Once it's finished hashing the source, you'll see the following. Just as before, note the "ReadFile," "END OF FILE" and the "Offset" showing the total file size, followed by the file being Closed. Then the process repeats for the destination.

source hash complete

Here's the destination hashing in progress; same as for the source, only the location is changed.

hashing destination

And, just as before, when the destination is finished hashing, you'll see it clearly in the activity in procmon. There's one other item to note here, though, and that is the logfile activity for the hash data.

destination hash complete

Lather, rinse, repeat, and that's about it. Do be aware that running procmon can consume system resources you might otherwise need (it lives off RAM). That's one of the reasons I like upcopy; it's no resource hog at all. And it's freakin' fast. I know Dan Mares thinks people don't use CLI anymore, but I beg to differ!

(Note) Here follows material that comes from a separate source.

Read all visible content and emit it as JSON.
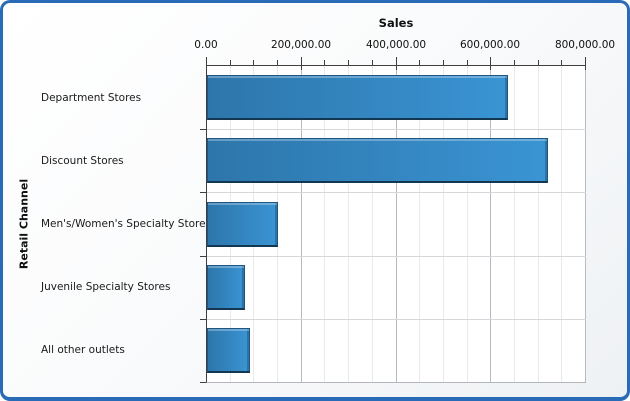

No great revelation of forensic truth here, just a little something to keep you in the know on what's happening with a file copy. Could also be applied to other processes where data is being written out and taking a long time, or when you need to more accurately calculate time estimates for the same (for some reason those application/system progress reports don't seem to be very accurate). I've found it useful; I hope others do as well.

Happy forensicating!


  1. Excellent post. Made me realize how usefully procmon can be

  2. Thanks, Stigster! Glad you found the info useful.